26:                                               ; preds = %.preheader.preheader
  %27 = icmp eq i64 %21, 0
  br i1 %27, label %.loopexit, label %.preheader.preheader
}

As best I can tell -- which I may be wrong, as I'm not familiar with LLVM IR -- %21 is always loaded from %20, which in turn is first loaded from %6. This means that %24 and %12 are the same, and the icmp instruction assigned to %25 is redundant.

I have three questions:

Is my understanding of the problem correct?
Is this a known issue?
Is fixing this a responsibility of the Swift frontend (to emit cleaner IR) or LLVM (to eliminate this kind of check)?

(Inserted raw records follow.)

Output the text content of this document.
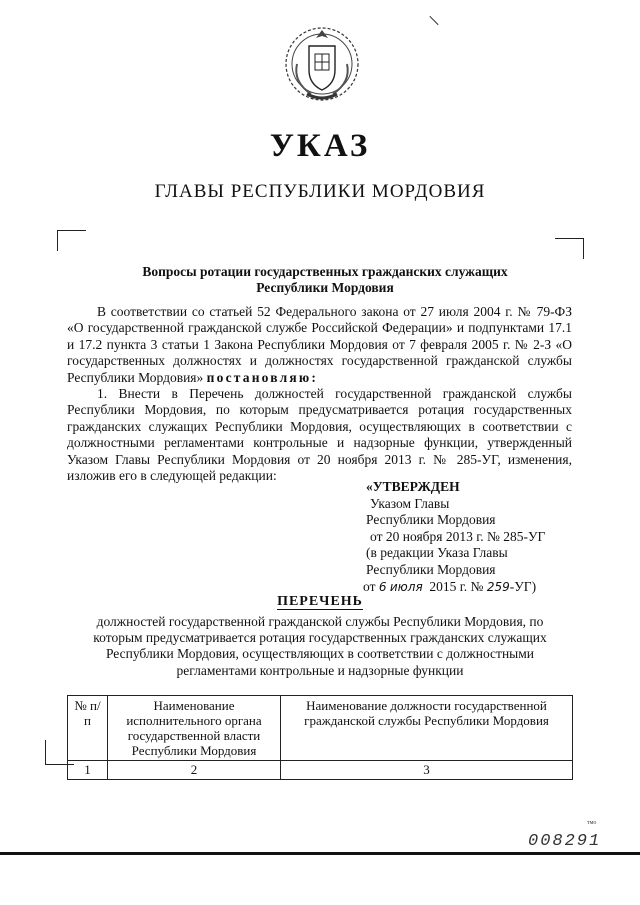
УКАЗ
ГЛАВЫ РЕСПУБЛИКИ МОРДОВИЯ
Вопросы ротации государственных гражданских служащих
Республики Мордовия
В соответствии со статьей 52 Федерального закона от 27 июля 2004 г. № 79-ФЗ «О государственной гражданской службе Российской Федерации» и подпунктами 17.1 и 17.2 пункта 3 статьи 1 Закона Республики Мордовия от 7 февраля 2005 г. № 2-З «О государственных должностях и должностях государственной гражданской службы Республики Мордовия» постановляю:
1. Внести в Перечень должностей государственной гражданской службы Республики Мордовия, по которым предусматривается ротация государственных гражданских служащих Республики Мордовия, осуществляющих в соответствии с должностными регламентами контрольные и надзорные функции, утвержденный Указом Главы Республики Мордовия от 20 ноября 2013 г. № 285-УГ, изменения, изложив его в следующей редакции:
«УТВЕРЖДЕН
Указом Главы
Республики Мордовия
от 20 ноября 2013 г. № 285-УГ
(в редакции Указа Главы
Республики Мордовия
от 6 июля 2015 г. № 259-УГ)
ПЕРЕЧЕНЬ
должностей государственной гражданской службы Республики Мордовия, по которым предусматривается ротация государственных гражданских служащих Республики Мордовия, осуществляющих в соответствии с должностными регламентами контрольные и надзорные функции
№ п/п	Наименование исполнительного органа государственной власти Республики Мордовия	Наименование должности государственной гражданской службы Республики Мордовия
1	2	3
тмо
008291
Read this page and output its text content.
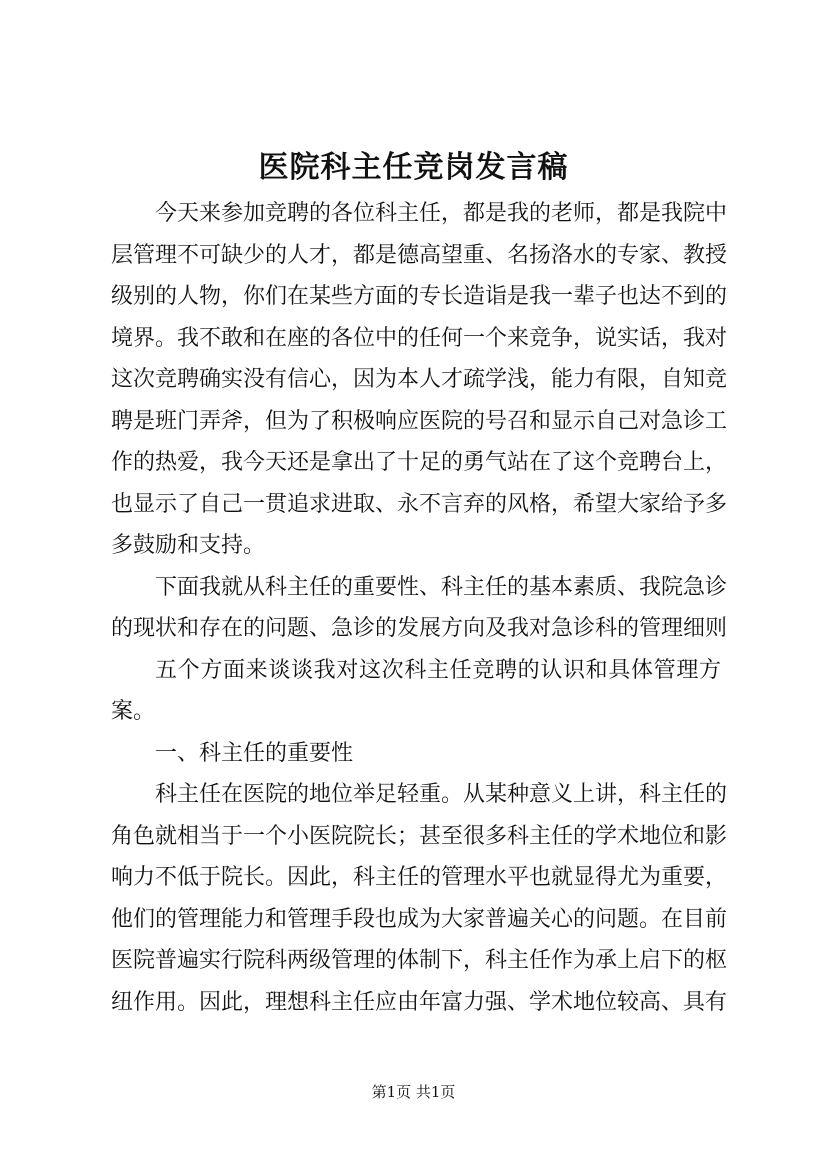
医院科主任竞岗发言稿
今天来参加竞聘的各位科主任，都是我的老师，都是我院中
层管理不可缺少的人才，都是德高望重、名扬洛水的专家、教授
级别的人物，你们在某些方面的专长造诣是我一辈子也达不到的
境界。我不敢和在座的各位中的任何一个来竞争，说实话，我对
这次竞聘确实没有信心，因为本人才疏学浅，能力有限，自知竞
聘是班门弄斧，但为了积极响应医院的号召和显示自己对急诊工
作的热爱，我今天还是拿出了十足的勇气站在了这个竞聘台上，
也显示了自己一贯追求进取、永不言弃的风格，希望大家给予多
多鼓励和支持。
下面我就从科主任的重要性、科主任的基本素质、我院急诊
的现状和存在的问题、急诊的发展方向及我对急诊科的管理细则
五个方面来谈谈我对这次科主任竞聘的认识和具体管理方
案。
一、科主任的重要性
科主任在医院的地位举足轻重。从某种意义上讲，科主任的
角色就相当于一个小医院院长；甚至很多科主任的学术地位和影
响力不低于院长。因此，科主任的管理水平也就显得尤为重要，
他们的管理能力和管理手段也成为大家普遍关心的问题。在目前
医院普遍实行院科两级管理的体制下，科主任作为承上启下的枢
纽作用。因此，理想科主任应由年富力强、学术地位较高、具有
第1页 共1页
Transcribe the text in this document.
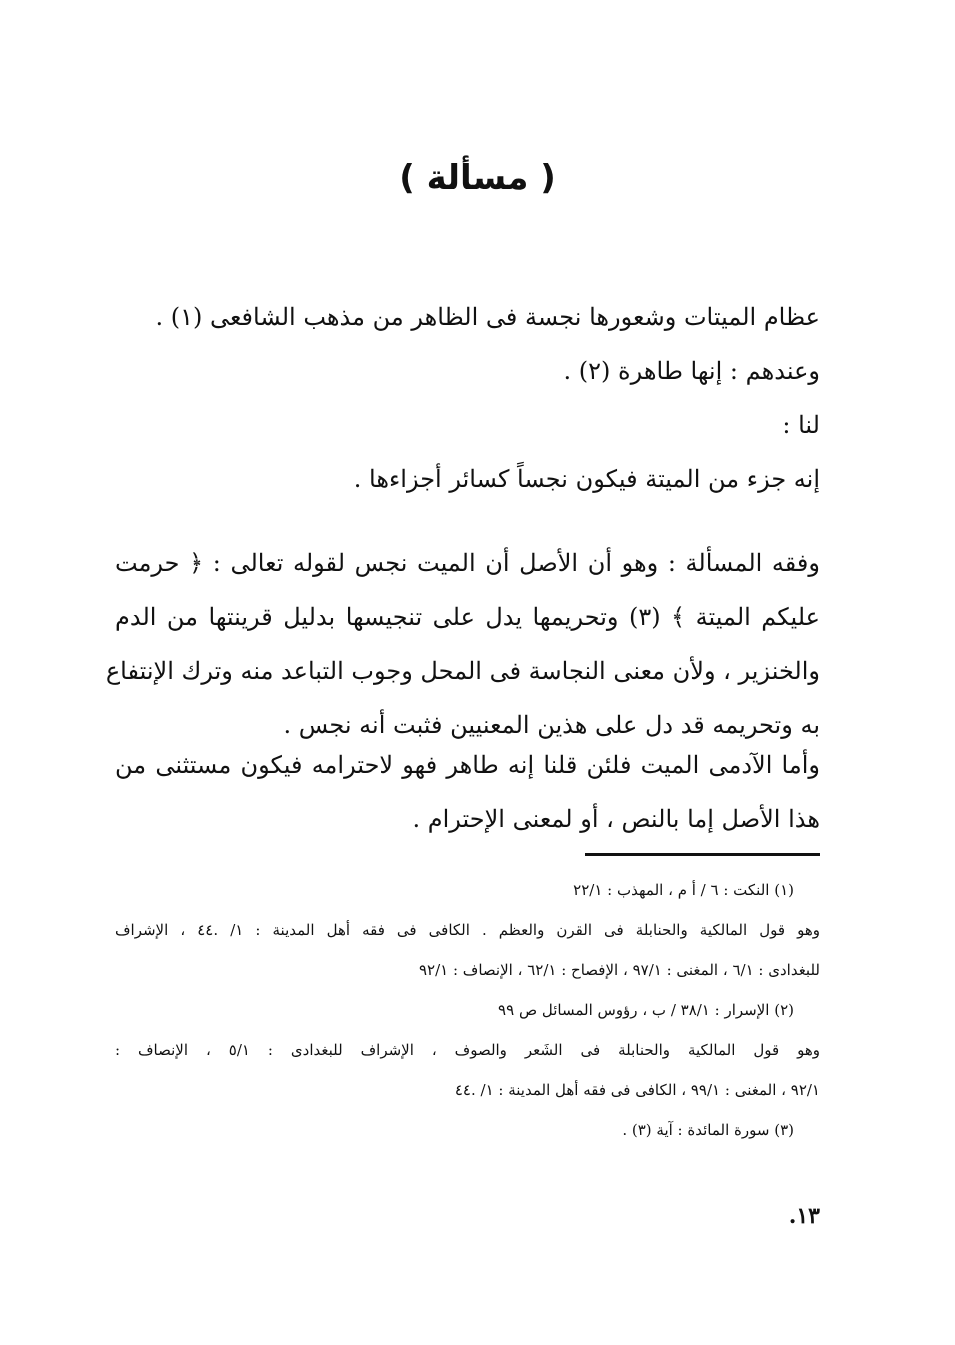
( مسألة )
عظام الميتات وشعورها نجسة فى الظاهر من مذهب الشافعى (١) .
وعندهم : إنها طاهرة (٢) .
لنا :
إنه جزء من الميتة فيكون نجساً كسائر أجزاءها .
وفقه المسألة : وهو أن الأصل أن الميت نجس لقوله تعالى : ﴿ حرمت
عليكم الميتة ﴾ (٣) وتحريمها يدل على تنجيسها بدليل قرينتها من الدم
والخنزير ، ولأن معنى النجاسة فى المحل وجوب التباعد منه وترك الإنتفاع
به وتحريمه قد دل على هذين المعنيين فثبت أنه نجس .
وأما الآدمى الميت فلئن قلنا إنه طاهر فهو لاحترامه فيكون مستثنى من
هذا الأصل إما بالنص ، أو لمعنى الإحترام .
(١) النكت : ٦ / أ م ، المهذب : ٢٢/١
وهو قول المالكية والحنابلة فى القرن والعظم . الكافى فى فقه أهل المدينة : ١/ .٤٤ ، الإشراف
للبغدادى : ٦/١ ، المغنى : ٩٧/١ ، الإفصاح : ٦٢/١ ، الإنصاف : ٩٢/١
(٢) الإسرار : ٣٨/١ / ب ، رؤوس المسائل ص ٩٩
وهو قول المالكية والحنابلة فى الشَعر والصوف ، الإشراف للبغدادى : ٥/١ ، الإنصاف :
٩٢/١ ، المغنى : ٩٩/١ ، الكافى فى فقه أهل المدينة : ١/ .٤٤
(٣) سورة المائدة : آية (٣) .
١٣.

Edit: On further investigation, I realize this probably isn't actually a problem. If I treat these as unconditional jumps then the entire function is only four instructions, so there's probably just something going on I don't understand. On the other hand, this slightly more complex version of the function has a different problem:

func getIndex(arr: [(type: Any.Type, name: String?)], type: Any.Type, name: String?) -> Int? {
    arr.lastIndex {
        $0.type == type && $0.name == name
    }
}

        test    rsi, rsi
        je      .LBB1_10
        test    r12, r12
        je      .LBB1_14
        ; ...
        jmp     .LBB1_9
.LBB1_10:
        test    r12, r12
        jne     .LBB1_14
        ; ...

Godbolt link

Since there's no other jumps to LBB1_10, and the instruction immediately before it is an unconditional jump, I'd think this can be simplified to:

        test    r12, r12
        je      .LBB1_14
        test    rsi, rsi
        je      .LBB1_10
        ; ...
        jmp     .LBB1_9
.LBB1_10:
        ; ...

But that would be solidly within the domain of LLVM and not Swift.